Spoken Queries and Stressed Pronouns

The future of searches on the Web will likely involve spoken searches, as more and more people are connecting to the web with phones, and Google has added voice search interfaces to its search on desktop computers.

I thought it was interesting when I ran across a patent that focused on a problem that might arise with those spoken queries and thought it was worth writing about because it’s something that we will need to become acquainted with as it becomes more commonplace.

When Amit Singhal showed off Google’s Hummingbird update, he gave a presentation that showed Google handling searches involving pronouns. It’s worth watching for the information about Hummingbird and how Google is becoming more conversational and can handle things like stressed pronouns. The video is at:

I remembered the presentation about hummingbird and a more conversational Google when I saw this spoken queries patent come out from Google, which explains some of the technology behind aspects of conversational search:

Resolving pronoun ambiguity in voice queries Inventors: Gabriel Taubman and John J. Lee; Assignee: Google US Patent 9,529,793 Granted: December 27, 2016 Filed: February 22, 2013

Abstract

Methods, systems, and apparatus, including computer programs encoded on computer storage media, resolve ambiguity in received voice queries. An original voice query is received following one or earlier voice queries, wherein the original voice query includes a pronoun or phrase. A plurality of acoustic parameters is identified for one or more words in the original voice query in one implementation. A concept represented by the pronoun is identified based on the plurality of acoustic parameters, wherein the concept is associated with a particular query of one or earlier queries. The concept is associated with the pronoun. Alternatively, a concept may be associated with a phrase using the query’s grammatical analysis to relate the phrase to a concept derived from a prior query.

I did write about some papers that Google researchers had written about pronouns in the post Searching with Pronouns: What are they? Coreferences in Followup Queries

But, the granted patent from this week had an example worth sharing about an aspect of conversational search that wasn’t covered in one of those papers involving stressed pronouns. Here is an example:

A voice query asks: “Who was Alexander Graham Bell’s father?” The answer: “Alexander Melville Bell” A follow-up voice query: “What is HIS birthday?” The answer to the follow-up query: “Alexander Melville Bell’s birthday is 3/1/1819”

Spoken Queries and Stressed pronouns

The point behind this spoken queries patent is that the search engine decided that it should tell the searcher the birthdate of the inventor’s father. This was done based upon the fact that the “HIS” in that second query was stressed to indicate that it was about the father and not the son mentioned in that first query.

The patent tells us of a “stress score” for spoken queries that could include “volume, pitch, frequency, duration between each spoken word, and spoken duration of words or phrases.” It tells us that “By comparing the stress score for the pronoun to a threshold, an implementation may determine that the stress score indicates that the pronoun is stressed or not.”

The impact of a stressed query?
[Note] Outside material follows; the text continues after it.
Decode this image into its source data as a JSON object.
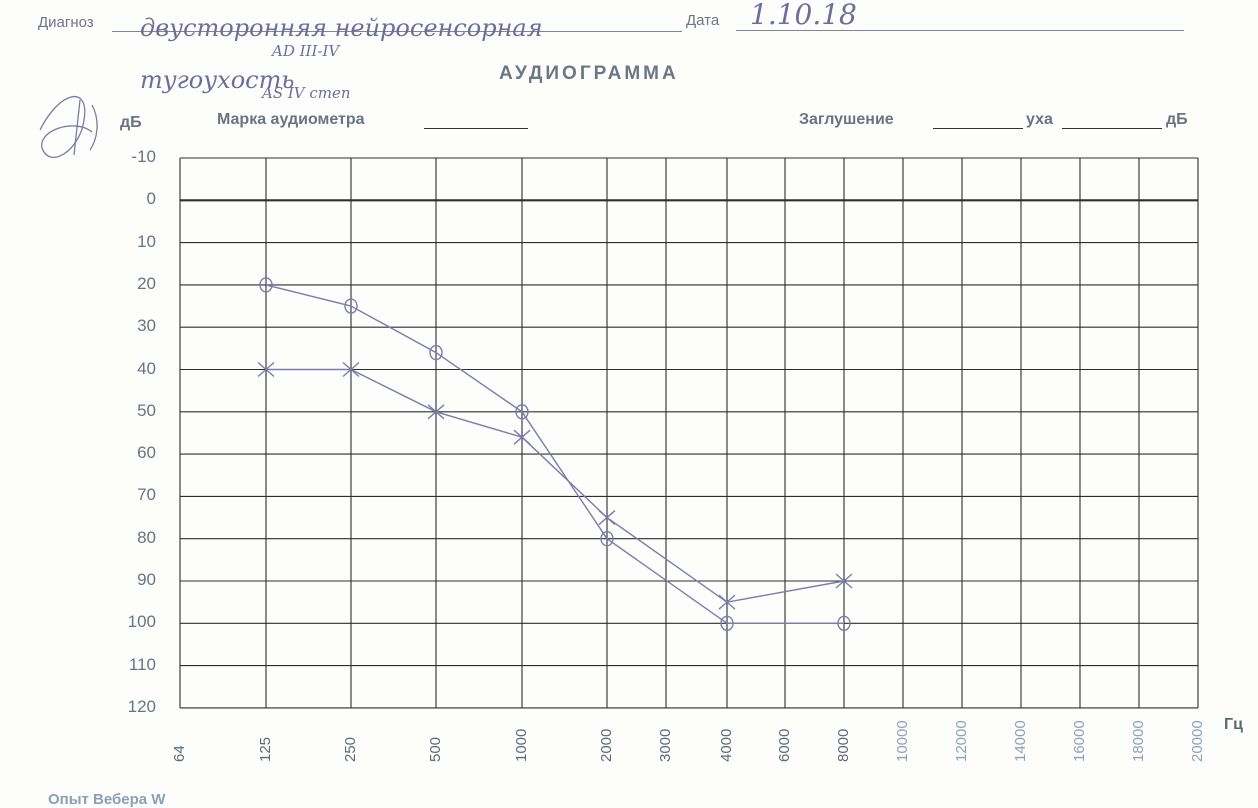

The spoken queries patent says, “For example, if a pronoun is stressed, it may indicate that it refers to a concept from an immediately preceding query, while a pronoun that is not stressed may refer to a concept from a query that occurred earlier in a series of received queries.” It’s an interesting assumption that does sound like it uses how people actually convey information during inquiries when they are having conversations. The patent does tell us about some of the science behind this determination about stressed pronouns:

For example, if the absolute measure for the volume of the pronoun is 80 dB and the average volume for the other words in voice query is 60 db, the ratio of the volumes is 1.33. This relative volume measure for the pronoun indicates that the volume of the pronoun is 33% greater than the volume of the rest of the voice query. Alternatively, the relative measures can be different between the acoustic parameters for the pronoun and the acoustic parameters for the other words in voice query. For example, if the absolute measure for the time duration of the pronoun is 80 ms and the average time duration of the other words in voice query is 50 ms, the difference in the time duration is 30 ms. This relative time duration measure for the pronoun indicates that the time duration of the pronoun is 30 ms more than the average time duration for the words in voice query. Alternatively, the relative measures of the acoustic parameters for the pronoun can be relative to the acoustic parameters for only the words that immediately precede and follow the pronoun.

The spoken queries patent provides some other examples of how stresses might be understood, including how grammatical differences may play a role.

Interestingly, these types of things may influence spoken queries. For example, if you’ve been wondering about how Google might understand pronouns, now you have an idea of how it could understand stressed pronouns.